Von Dagmar Röhrlich | 28.11.2006
    Das Brüllen der Löwen trägt weit in der Nacht. Ihre Jagd war erfolgreich, sie haben ein Gnu gerissen. In der Serengeti machen die großen Raubkatzen heute leicht Beute. Vor 30 Jahren war das anders, damals hatten Wilderer die Oberhand:

    "Die ganz schlimmste Wilderei, das war Ende der 70er und Anfang der 80er Jahre, als diese Wildereiwelle durch Afrika durchging, die vor allem sich zuerst auf die Elefanten und auf die Nashörner konzentrierte. So verloren wir dazumal fast alle Elefanten, da gab es noch eine Gruppe von etwa 300 Elefanten im Zentrum des Parks."

    Markus Borner, Referatsleiter Afrika bei der Zoologischen Gesellschaft in Frankfurt, arbeitet sozusagen als "Grzimek-Nachfolger" in der Serengeti. Neben der Trophäenjagd grassierte damals die Fleischwilderei für den eigenen Kochtopf und den Verkauf auf dem Markt, erzählt er. Abertausende von Gnus und Zebras wurden abgeschlachtet. Die Ursachen für den Niedergang waren Armut - und Politik:

    "Das ist mit Sicherheit die Grenzschließung zwischen Tansania und Kenia, die dazumal zu einem völligen Zusammenbruch des Tourismus und damit eben auch zu einem Zusammenbruch aller Einnahmen für den Nationalpark geführt hat."

    1977, vor der Grenzschließung, besuchten mehr als 100.000 Touristen die Serengeti. Dann kam fast niemand mehr. Damit fehlten die Einnahmen für den Schutz des Nationalparks. Die Zahl der Patrouillen sank auf weniger als 60 im Jahr, heute sind es 20 bis 30 pro Tag. Die Wilderer hatten freie Bahn. Die Frankfurter Zoologische Gesellschaft sprang ein, gab Geld, um den Kampf um die Serengeti zu beginnen.

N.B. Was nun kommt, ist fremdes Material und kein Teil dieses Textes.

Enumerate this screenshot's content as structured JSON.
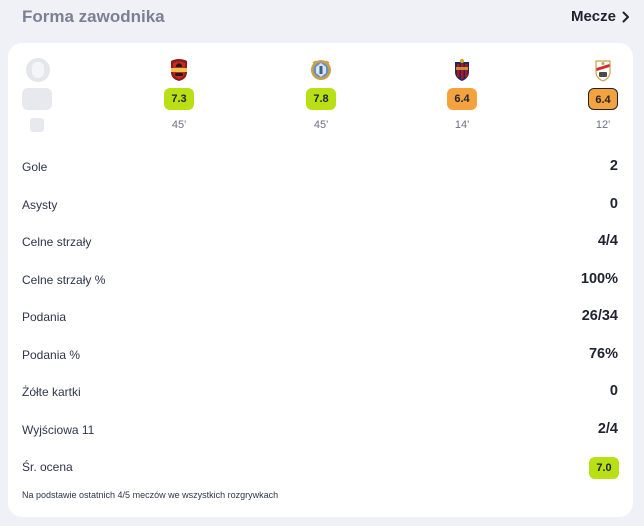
{
  "header": {
    "title": "Forma zawodnika",
    "matches_label": "Mecze"
  },
  "matches": [
    {
      "crest": "club-crest-red-icon",
      "rating": "7.3",
      "rating_color": "#b8e015",
      "minutes": "45'"
    },
    {
      "crest": "club-crest-blue-gold-icon",
      "rating": "7.8",
      "rating_color": "#b8e015",
      "minutes": "45'"
    },
    {
      "crest": "levante-crest-icon",
      "rating": "6.4",
      "rating_color": "#f3a23e",
      "minutes": "14'"
    },
    {
      "crest": "rayo-crest-icon",
      "rating": "6.4",
      "rating_color": "#f3a23e",
      "minutes": "12'"
    }
  ],
  "stats": [
    {
      "label": "Gole",
      "value": "2"
    },
    {
      "label": "Asysty",
      "value": "0"
    },
    {
      "label": "Celne strzały",
      "value": "4/4"
    },
    {
      "label": "Celne strzały %",
      "value": "100%"
    },
    {
      "label": "Podania",
      "value": "26/34"
    },
    {
      "label": "Podania %",
      "value": "76%"
    },
    {
      "label": "Żółte kartki",
      "value": "0"
    },
    {
      "label": "Wyjściowa 11",
      "value": "2/4"
    }
  ],
  "average": {
    "label": "Śr. ocena",
    "value": "7.0",
    "color": "#b8e015"
  },
  "footnote": "Na podstawie ostatnich 4/5 meczów we wszystkich rozgrywkach"
}
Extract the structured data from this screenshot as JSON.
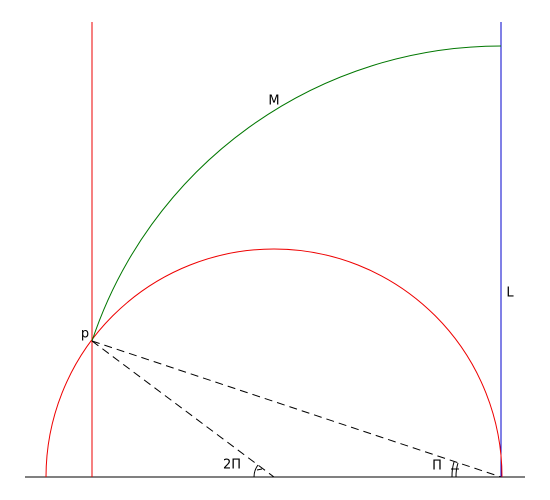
{
  "labels": {
    "arc": "M",
    "vertical_line": "L",
    "point": "p",
    "angle_center": "2Π",
    "angle_edge": "Π"
  }
}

    "Es ging am Anfang vor allem um bessere Ausrüstung. Einen großen Park wie den Serengeti-Park kann man nicht einfach zu Fuß beschützen, da braucht man schon Wagen. Wir haben dann auch unpopuläre Projekte gemacht, zum Beispiel einer Garage zum Unterhalt der Fahrzeuge eingerichtet, das ist eigentlich sehr schwierig in einer Naturschutzumwelt zu erklären, aber es ist sehr wichtig für die Serengeti, den ohne funktionierende Fahrzeuge kann man den Park nicht beschützen."

    Die Wildhüter wurden besser ausgebildet - und gut bezahlt. Inzwischen kommen Jahr für Jahr wieder mehr als 100.000 Touristen, um die Tiere der Serengeti zu sehen. Ihre Eintrittsgeldern spülen sechs Millionen Euro in die Kassen. Während die Hälfte der Einnahmen die weniger besuchten Nationalparks Tansanias subventioniert, wird die andere Hälfte zum Schutz der Serengeti eingesetzt:

    "Davon werden dann Löhne bezahlt, Benzin gekauft, Ausrüstung angeschafft. Auch die Leute ausgebildet und so weiter. Und das alles hat dazu geführt, dass die Wilderei heute ziemlich unter Kontrolle ist. Ganz unter Kontrolle wird sie wahrscheinlich nie kommen, auch weil die Leute, die in der Umgebung der Serengeti leben, ja auch sehr arm sind."

    Inzwischen leben hier wieder 4000 Elefanten. Die Trophäenjagd ist vorbei, und auch die Fleischwilderei hält sich in Grenzen. Das belegen Zählungen: Die Herden wachsen, man könnte sich sogar einen kontrollierten Abschuss leisten. Die derzeit größte Gefahr für die Serengeti sieht Markus Borner nicht in der Wilderei, sondern im Klimawandel. Denn zwei Millionen Tiere hängen während der Trockenzeit einzig und allein vom Mara-Fluss ab - und der droht künftig zu versiegen.